Были почти постоянные женщины и Нбенге, которая, наконец, стала входить в девическую пору и расцветать, как женщина. Со жгучей ненавистью в шоколадных глазах провожала она каждую новую пассию, желавшую разделить со мною постель.

Когда она смотрела на меня, в её глазах я отчетливо видел только осуждение и обиду. Никого к себе она не подпускала, что было, по местным понятиям, ненормальным. Но после того, как один из чересчур наглых женихов, устав её уламывать на секс обычным способом, решил воспользоваться своей силой и заставить её, она дала ему такой бешеный отпор, что чуть не убила, и сбежала ко мне.

Я как раз занимался воинами, когда ко мне подбежала заплаканная Нбенге, с разорванной кокетливой соломенной юбкой и синяками, которые отливали желтизной на её чёрной коже. Мне даже не пришлось её расспрашивать. Взглянув на неё один раз, я всё понял и, рассвирепев, взял за руку и побежал вместе с ней искать наглого и безнравственного чудака.

Вскоре он нашёлся, в безумстве своей глупости он продолжал искать Нбенге и думал, что сможет завершить задуманное. О… как жестоко он ошибался.

 Обнаружив его возле одной из хижин, я опрокинул негодяя на землю одним ударом кулака и стал избивать его, приговаривая, что Нбенге принадлежит мне, и если ещё её кто-то тронет, хотя бы пальцем, то я… засуну этот оторванный мною палец ему в самоё тёмное отверстие, которое у него находится сзади, внизу и строго посередине его тела.
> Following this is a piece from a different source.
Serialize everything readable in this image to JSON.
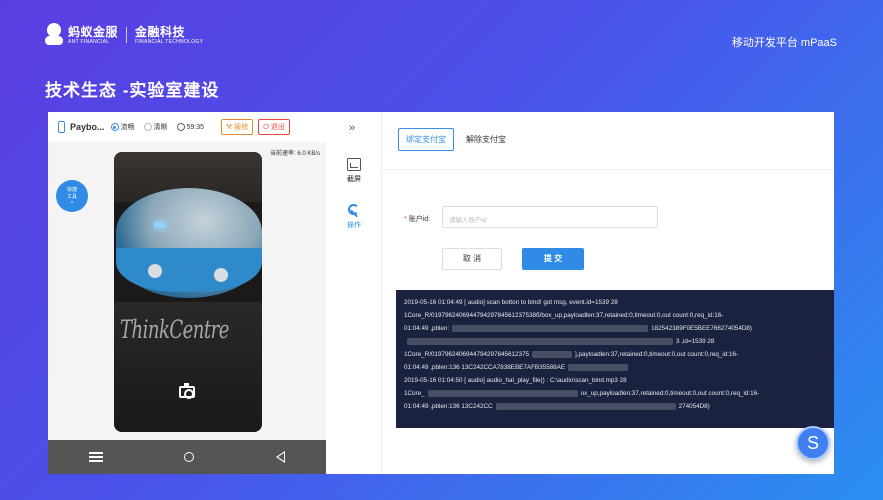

Дальше из меня полился такой поток нецензурных выражений, что все негры, присутствующие при этих разборках, прониклись их смыслом, хотя не понимали и половины того, что я изрыгал в ярости. Несмотря на побои, Нбенге словно расцвела и, приосанившись, с гордостью смотрела по сторонам, показывая, кто её хозяин, и кто теперь она, и кто её будет всегда защищать.

 Я не собирался делать однозначного выбора, но Нбенге была мне дорога, и я готов был убить любого, кто ненароком, или специально, собирался её обидеть. Она постепенно расцветала и, будучи не замордованной с юного возраста тяжёлой работой и ранним деторождением, расцвела в полной мере.

Сейчас она стала стройной и высокой девушкой, гибкой, как лоза, и лёгкой, словно газель. С нежной бархатной чёрной кожей и гибким телом, очень тонким в талии. С округлыми аккуратными бёдрами с упругими ягодицами и длинными, очень красивыми ногами, с маленькими ступнями.

Лицо было слегка вытянутым, с острым подбородком и пухлыми негритянскими губами, но без излишеств, с маленьким носиком и красивыми выразительными темными глазами, ну и так далее.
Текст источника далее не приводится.